Miejscowość Gromadzyn położona jest niespełna kilometr od malowniczych rozlewisk Wkry. Położone w okolicy Gromadzyna tereny nad rzeką, pełne lasów i łąk, były doskonałymi miejscami do hodowli konia polskiego. Już Król Jan III Sobieski założył tu królewską stajnię, gdzie wyhodowano doskonałe konie dla króla i jego dworu. Jedynym znanym z imienia był Pałasz, jasnopłowy koń króla Jana III, który przeszedł do historii po bitwie pod Parkanami, gdzie uratował królowi życie.
Gromadzyn po raz pierwszy pojawia się na kartach historii w XV wieku, kiedy zaczyna funkcjonować jako książęca wieś służebna. Utworzono tutaj również parafię -do dziś niestety nie ma już śladu po kościele który spłonął w 1906 roku. W ciągu ostatnich dekad Wieś się zestarzała. Piętnastu gospodarzy sprzedało domy oraz grunty i opuściło Gromadzyn.
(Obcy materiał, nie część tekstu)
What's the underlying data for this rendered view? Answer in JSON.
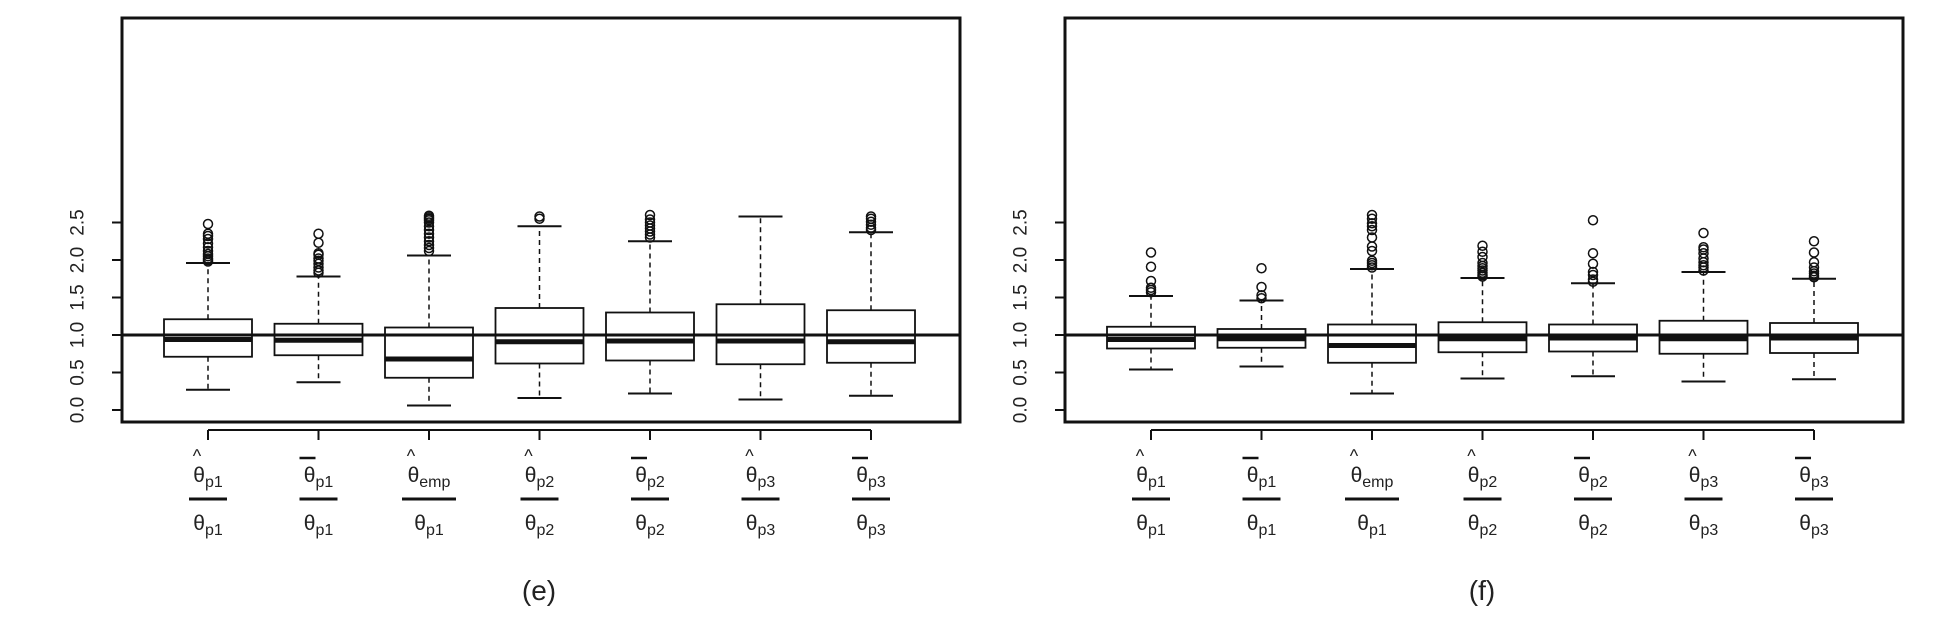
{
  "chart_data": [
    {
      "type": "box",
      "title": "",
      "caption": "(e)",
      "xlabel": "",
      "ylabel": "",
      "ylim": [
        0.0,
        2.5
      ],
      "yticks": [
        "0.0",
        "0.5",
        "1.0",
        "1.5",
        "2.0",
        "2.5"
      ],
      "reference_line": 1.0,
      "grid": false,
      "legend": "none",
      "categories": [
        {
          "num_base": "θ",
          "num_sub": "p1",
          "num_accent": "hat",
          "den_base": "θ",
          "den_sub": "p1"
        },
        {
          "num_base": "θ",
          "num_sub": "p1",
          "num_accent": "bar",
          "den_base": "θ",
          "den_sub": "p1"
        },
        {
          "num_base": "θ",
          "num_sub": "emp",
          "num_accent": "hat",
          "den_base": "θ",
          "den_sub": "p1"
        },
        {
          "num_base": "θ",
          "num_sub": "p2",
          "num_accent": "hat",
          "den_base": "θ",
          "den_sub": "p2"
        },
        {
          "num_base": "θ",
          "num_sub": "p2",
          "num_accent": "bar",
          "den_base": "θ",
          "den_sub": "p2"
        },
        {
          "num_base": "θ",
          "num_sub": "p3",
          "num_accent": "hat",
          "den_base": "θ",
          "den_sub": "p3"
        },
        {
          "num_base": "θ",
          "num_sub": "p3",
          "num_accent": "bar",
          "den_base": "θ",
          "den_sub": "p3"
        }
      ],
      "boxes": [
        {
          "whisker_low": 0.27,
          "q1": 0.71,
          "median": 0.94,
          "q3": 1.21,
          "whisker_high": 1.96,
          "outliers": [
            1.98,
            2.0,
            2.02,
            2.05,
            2.08,
            2.12,
            2.17,
            2.22,
            2.28,
            2.32,
            2.35,
            2.48
          ]
        },
        {
          "whisker_low": 0.37,
          "q1": 0.73,
          "median": 0.93,
          "q3": 1.15,
          "whisker_high": 1.78,
          "outliers": [
            1.83,
            1.86,
            1.9,
            1.95,
            1.99,
            2.02,
            2.07,
            2.09,
            2.23,
            2.35
          ]
        },
        {
          "whisker_low": 0.06,
          "q1": 0.43,
          "median": 0.68,
          "q3": 1.1,
          "whisker_high": 2.06,
          "outliers": [
            2.12,
            2.16,
            2.2,
            2.25,
            2.3,
            2.35,
            2.4,
            2.45,
            2.5,
            2.53,
            2.55,
            2.57,
            2.59
          ]
        },
        {
          "whisker_low": 0.16,
          "q1": 0.62,
          "median": 0.91,
          "q3": 1.36,
          "whisker_high": 2.45,
          "outliers": [
            2.55,
            2.58
          ]
        },
        {
          "whisker_low": 0.22,
          "q1": 0.66,
          "median": 0.92,
          "q3": 1.3,
          "whisker_high": 2.25,
          "outliers": [
            2.3,
            2.34,
            2.38,
            2.42,
            2.46,
            2.5,
            2.54,
            2.6
          ]
        },
        {
          "whisker_low": 0.14,
          "q1": 0.61,
          "median": 0.92,
          "q3": 1.41,
          "whisker_high": 2.58,
          "outliers": []
        },
        {
          "whisker_low": 0.19,
          "q1": 0.63,
          "median": 0.91,
          "q3": 1.33,
          "whisker_high": 2.37,
          "outliers": [
            2.4,
            2.43,
            2.47,
            2.51,
            2.55,
            2.58
          ]
        }
      ]
    },
    {
      "type": "box",
      "title": "",
      "caption": "(f)",
      "xlabel": "",
      "ylabel": "",
      "ylim": [
        0.0,
        2.5
      ],
      "yticks": [
        "0.0",
        "0.5",
        "1.0",
        "1.5",
        "2.0",
        "2.5"
      ],
      "reference_line": 1.0,
      "grid": false,
      "legend": "none",
      "categories": [
        {
          "num_base": "θ",
          "num_sub": "p1",
          "num_accent": "hat",
          "den_base": "θ",
          "den_sub": "p1"
        },
        {
          "num_base": "θ",
          "num_sub": "p1",
          "num_accent": "bar",
          "den_base": "θ",
          "den_sub": "p1"
        },
        {
          "num_base": "θ",
          "num_sub": "emp",
          "num_accent": "hat",
          "den_base": "θ",
          "den_sub": "p1"
        },
        {
          "num_base": "θ",
          "num_sub": "p2",
          "num_accent": "hat",
          "den_base": "θ",
          "den_sub": "p2"
        },
        {
          "num_base": "θ",
          "num_sub": "p2",
          "num_accent": "bar",
          "den_base": "θ",
          "den_sub": "p2"
        },
        {
          "num_base": "θ",
          "num_sub": "p3",
          "num_accent": "hat",
          "den_base": "θ",
          "den_sub": "p3"
        },
        {
          "num_base": "θ",
          "num_sub": "p3",
          "num_accent": "bar",
          "den_base": "θ",
          "den_sub": "p3"
        }
      ],
      "boxes": [
        {
          "whisker_low": 0.54,
          "q1": 0.82,
          "median": 0.94,
          "q3": 1.11,
          "whisker_high": 1.52,
          "outliers": [
            1.57,
            1.6,
            1.63,
            1.72,
            1.91,
            2.1
          ]
        },
        {
          "whisker_low": 0.58,
          "q1": 0.83,
          "median": 0.95,
          "q3": 1.08,
          "whisker_high": 1.46,
          "outliers": [
            1.49,
            1.53,
            1.64,
            1.89
          ]
        },
        {
          "whisker_low": 0.22,
          "q1": 0.63,
          "median": 0.86,
          "q3": 1.14,
          "whisker_high": 1.88,
          "outliers": [
            1.9,
            1.93,
            1.96,
            1.99,
            2.12,
            2.18,
            2.3,
            2.4,
            2.45,
            2.49,
            2.55,
            2.6
          ]
        },
        {
          "whisker_low": 0.42,
          "q1": 0.77,
          "median": 0.95,
          "q3": 1.17,
          "whisker_high": 1.76,
          "outliers": [
            1.78,
            1.8,
            1.83,
            1.86,
            1.89,
            1.92,
            1.96,
            2.04,
            2.11,
            2.19
          ]
        },
        {
          "whisker_low": 0.45,
          "q1": 0.78,
          "median": 0.96,
          "q3": 1.14,
          "whisker_high": 1.69,
          "outliers": [
            1.71,
            1.74,
            1.8,
            1.84,
            1.95,
            2.09,
            2.53
          ]
        },
        {
          "whisker_low": 0.38,
          "q1": 0.75,
          "median": 0.95,
          "q3": 1.19,
          "whisker_high": 1.84,
          "outliers": [
            1.86,
            1.9,
            1.93,
            1.97,
            2.02,
            2.09,
            2.14,
            2.17,
            2.36
          ]
        },
        {
          "whisker_low": 0.41,
          "q1": 0.76,
          "median": 0.96,
          "q3": 1.16,
          "whisker_high": 1.75,
          "outliers": [
            1.77,
            1.79,
            1.82,
            1.85,
            1.9,
            1.97,
            2.1,
            2.25
          ]
        }
      ]
    }
  ]
}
Brak przemysłu czyni okolicę oazą spokoju, a przepływająca rzeka Wkra i okalające ją lasy, które stanowią prawdziwą rzadkość mazowieckiego krajobrazu, stwarzają możliwości rozwoju agroturystyki i innych form wypoczynku.
Niestety, pewnym zagrożeniem dla miejscowości Gromadzyn i okolicznego ekosystemu jest elektrownia w Bolęcinie. Tama podniosła znacznie poziom wody, szczęśliwie w wyniku protestów lokalnej społeczności nieco ją obniżono. Wokół koryta rzeki powstały stojące rozlewiska, wypełnione gnijącymi drzewami i krzakami. Woda w rzece ma kolor brązowy, dno miejscami stało się muliste.